Exploring Edmund Hollander's 'Good Garden'
If you need a gift for your Hamptons hosts this summer, look no further: The Good Garden: The Landscape Architecture of Edmund Hollander Design will be a fabulous addition to the top of any rattan coffee table.
This 300-page, hardcover, full-color beauty of a book reflects the nearly 30 years Edmund Hollander and his partner, Maryanne Connelly, have spent creating breathtaking landscapes. Many of the gardens are located in the tony Hamptons, though the firm does work in Connecticut, Virginia, Westchester, and even as far away as the United Kingdom and the Caribbean.
The Good Garden explores the ways in which plants, and where they’re placed within a landscape, shape our emotional response to a garden. In addition to the numerous photographs, the book offers practical tips for gardeners interested in duplicating the designs. The caption paired with a picture of a cedar-shingled house reads: “Drifts of hydrangeas are classic accompaniments to Shingle Style architecture in coastal summer communities. Porches edged in monocultural mounds of Hydrangea macrophylla reveal the effect of acidity on the color of the blooms—the more acid the soil, the deeper the blue.” Who knew?
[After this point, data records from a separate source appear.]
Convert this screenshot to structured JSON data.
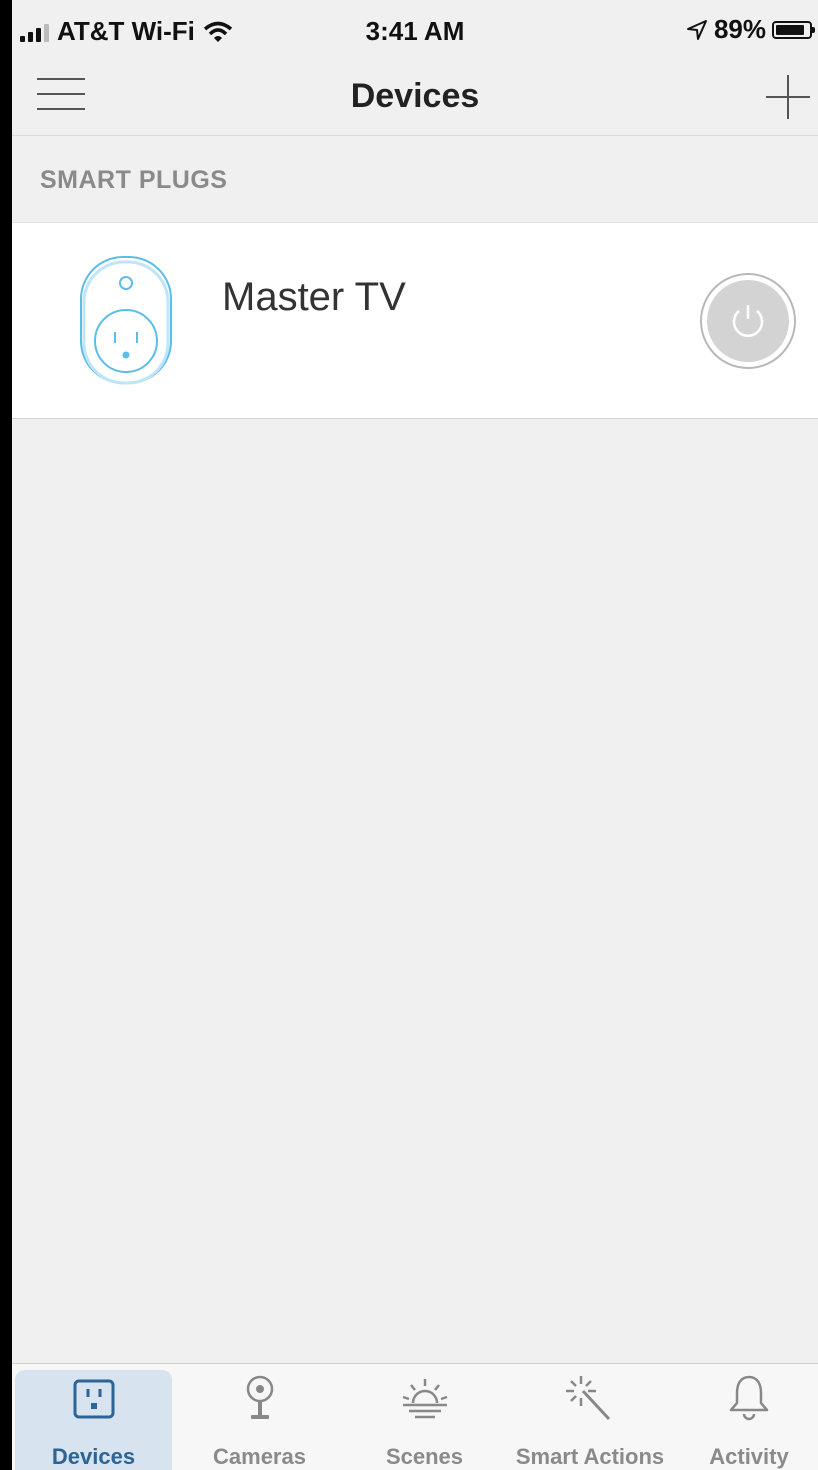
{
  "status_bar": {
    "carrier": "AT&T Wi-Fi",
    "time": "3:41 AM",
    "battery": "89%"
  },
  "nav": {
    "title": "Devices"
  },
  "section": {
    "header": "SMART PLUGS"
  },
  "devices": [
    {
      "name": "Master TV",
      "type": "smart-plug",
      "power_state": "off"
    }
  ],
  "tabs": [
    {
      "label": "Devices",
      "icon": "outlet-icon",
      "active": true
    },
    {
      "label": "Cameras",
      "icon": "camera-icon",
      "active": false
    },
    {
      "label": "Scenes",
      "icon": "sunrise-icon",
      "active": false
    },
    {
      "label": "Smart Actions",
      "icon": "magic-wand-icon",
      "active": false
    },
    {
      "label": "Activity",
      "icon": "bell-icon",
      "active": false
    }
  ],
  "colors": {
    "accent": "#2c6496",
    "plug_outline": "#5bbde8",
    "background": "#f0f0f0"
  }
}
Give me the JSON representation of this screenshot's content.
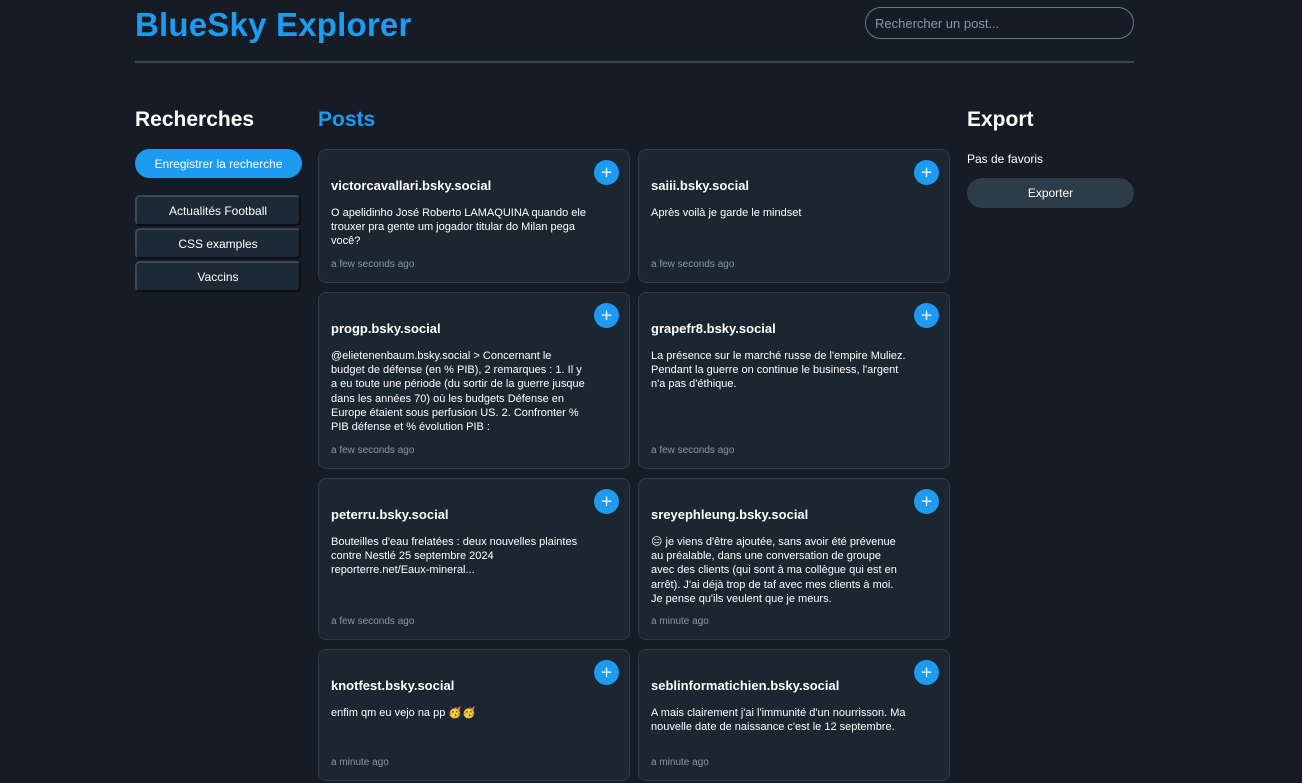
{
  "header": {
    "title": "BlueSky Explorer",
    "search_placeholder": "Rechercher un post..."
  },
  "searches": {
    "heading": "Recherches",
    "save_button": "Enregistrer la recherche",
    "items": [
      {
        "label": "Actualités Football"
      },
      {
        "label": "CSS examples"
      },
      {
        "label": "Vaccins"
      }
    ]
  },
  "posts": {
    "heading": "Posts",
    "add_icon": "+",
    "items": [
      {
        "author": "victorcavallari.bsky.social",
        "text": "O apelidinho José Roberto LAMAQUINA quando ele trouxer pra gente um jogador titular do Milan pega você?",
        "time": "a few seconds ago"
      },
      {
        "author": "saiii.bsky.social",
        "text": "Après voilà je garde le mindset",
        "time": "a few seconds ago"
      },
      {
        "author": "progp.bsky.social",
        "text": "@elietenenbaum.bsky.social > Concernant le budget de défense (en % PIB), 2 remarques : 1. Il y a eu toute une période (du sortir de la guerre jusque dans les années 70) où les budgets Défense en Europe étaient sous perfusion US. 2. Confronter % PIB défense et % évolution PIB :",
        "time": "a few seconds ago"
      },
      {
        "author": "grapefr8.bsky.social",
        "text": "La présence sur le marché russe de l'empire Muliez. Pendant la guerre on continue le business, l'argent n'a pas d'éthique.",
        "time": "a few seconds ago"
      },
      {
        "author": "peterru.bsky.social",
        "text": "Bouteilles d'eau frelatées : deux nouvelles plaintes contre Nestlé 25 septembre 2024 reporterre.net/Eaux-mineral...",
        "time": "a few seconds ago"
      },
      {
        "author": "sreyephleung.bsky.social",
        "text": "😑 je viens d'être ajoutée, sans avoir été prévenue au préalable, dans une conversation de groupe avec des clients (qui sont à ma collègue qui est en arrêt). J'ai déjà trop de taf avec mes clients à moi. Je pense qu'ils veulent que je meurs.",
        "time": "a minute ago"
      },
      {
        "author": "knotfest.bsky.social",
        "text": "enfim qm eu vejo na pp 🥳🥳",
        "time": "a minute ago"
      },
      {
        "author": "seblinformatichien.bsky.social",
        "text": "A mais clairement j'ai l'immunité d'un nourrisson. Ma nouvelle date de naissance c'est le 12 septembre.",
        "time": "a minute ago"
      }
    ]
  },
  "export": {
    "heading": "Export",
    "empty_text": "Pas de favoris",
    "button": "Exporter"
  }
}
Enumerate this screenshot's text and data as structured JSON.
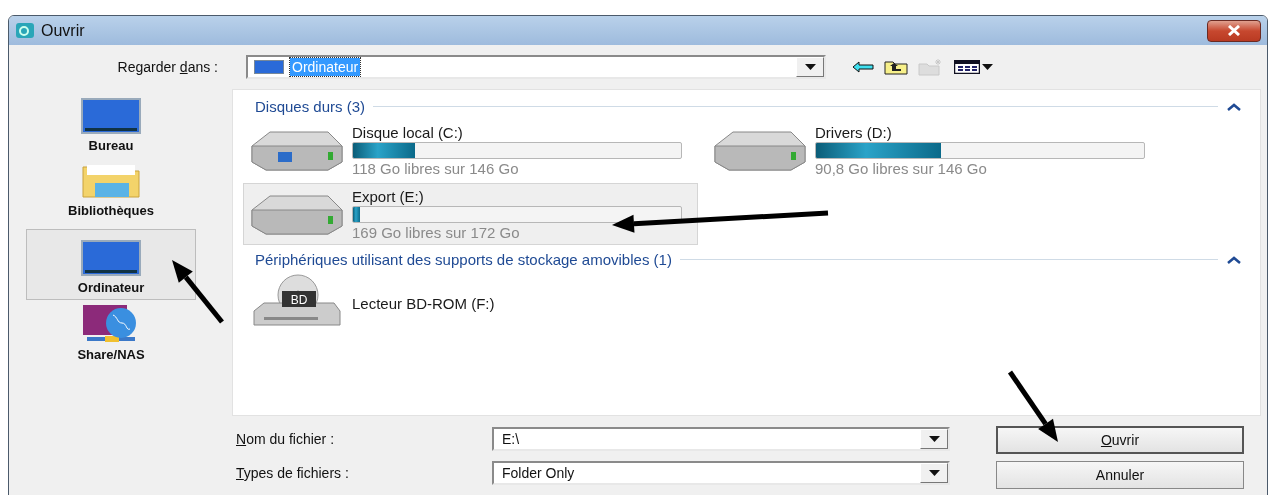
{
  "window": {
    "title": "Ouvrir"
  },
  "look_in": {
    "label": {
      "before": "Regarder ",
      "key": "d",
      "after": "ans :"
    },
    "value": "Ordinateur",
    "value_selected": true
  },
  "toolbar": [
    {
      "kind": "back",
      "disabled": false
    },
    {
      "kind": "up",
      "disabled": false
    },
    {
      "kind": "new_folder",
      "disabled": true
    },
    {
      "kind": "views",
      "disabled": false
    }
  ],
  "sidebar": {
    "items": [
      {
        "kind": "desktop",
        "label": "Bureau",
        "selected": false
      },
      {
        "kind": "libraries",
        "label": "Bibliothèques",
        "selected": false
      },
      {
        "kind": "computer",
        "label": "Ordinateur",
        "selected": true
      },
      {
        "kind": "network",
        "label": "Share/NAS",
        "selected": false
      }
    ]
  },
  "sections": [
    {
      "title": "Disques durs (3)",
      "expanded": true,
      "items": [
        {
          "kind": "hdd",
          "name": "Disque local (C:)",
          "level": 0.19,
          "free": "118 Go libres sur 146 Go",
          "selected": false,
          "system": true
        },
        {
          "kind": "hdd",
          "name": "Drivers (D:)",
          "level": 0.38,
          "free": "90,8 Go libres sur 146 Go",
          "selected": false,
          "system": false
        },
        {
          "kind": "hdd",
          "name": "Export (E:)",
          "level": 0.02,
          "free": "169 Go libres sur 172 Go",
          "selected": true,
          "system": false
        }
      ]
    },
    {
      "title": "Périphériques utilisant des supports de stockage amovibles (1)",
      "expanded": true,
      "items": [
        {
          "kind": "optical",
          "name": "Lecteur BD-ROM (F:)",
          "badge": "BD",
          "selected": false
        }
      ]
    }
  ],
  "file_name": {
    "label": {
      "key": "N",
      "after": "om du fichier :"
    },
    "value": "E:\\"
  },
  "file_type": {
    "label": {
      "key": "T",
      "after": "ypes de fichiers :"
    },
    "value": "Folder Only"
  },
  "buttons": [
    {
      "label": {
        "key": "O",
        "after": "uvrir"
      },
      "default": true
    },
    {
      "label": {
        "before": "Annuler"
      },
      "default": false
    }
  ]
}
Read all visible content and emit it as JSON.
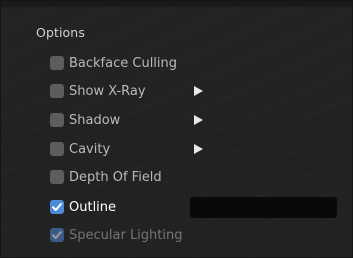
{
  "panel": {
    "title": "Options",
    "items": [
      {
        "label": "Backface Culling",
        "checked": false,
        "submenu": false,
        "disabled": false
      },
      {
        "label": "Show X-Ray",
        "checked": false,
        "submenu": true,
        "disabled": false
      },
      {
        "label": "Shadow",
        "checked": false,
        "submenu": true,
        "disabled": false
      },
      {
        "label": "Cavity",
        "checked": false,
        "submenu": true,
        "disabled": false
      },
      {
        "label": "Depth Of Field",
        "checked": false,
        "submenu": false,
        "disabled": false
      },
      {
        "label": "Outline",
        "checked": true,
        "submenu": false,
        "disabled": false,
        "color": "#0a0a0a"
      },
      {
        "label": "Specular Lighting",
        "checked": true,
        "submenu": false,
        "disabled": true
      }
    ]
  },
  "colors": {
    "checkbox_on": "#4e8bd8",
    "checkbox_off": "#5d5d5d",
    "panel_bg": "#232323"
  },
  "icons": {
    "submenu": "triangle-right-icon",
    "check": "checkmark-icon"
  }
}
The book is easy to digest, as it’s broken down into components, with section headings such as “Entry Areas,” “Walls and Hedges,” and “Seaside Gardens.” Just glancing at the pictures gives you the sense that what’s at play here is not merely the plants themselves or the colors of the blooms, but how they’re positioned in relation to natural and architectural elements—working with the shape of the landscape—to create a specific feeling. For example, a pergola dripping with purple Chinese wisteria evokes a romantic English garden, perhaps where a young girl might sit beneath the blooms, reading a book, every now and then staring wistfully into the distance.
Another example of this would be the thought Hollander and Connelly put into designing the entrance to an estate. If you’ve ever traveled down a long driveway and felt that sense of anticipation as the house comes into view, it’s not by accident.
Says Connelly, “The drive…[allows] you to open up all these scenes…And the scenes are all part of the narrative, telling the story as you are arriving. I think that’s what really captures people’s imaginations. If you can create a little bit of mystery in the beginning, the story unfolds.”
The Good Garden won’t disappoint—and at the next dinner party you attend, you can inform your hosts that their soil must be very acidic because the hydrangeas are so blue.
The Good Garden: The Landscape Architecture of Edmund Hollander Design (The Monacelli Press), $60, available from your local bookseller and amazon.com.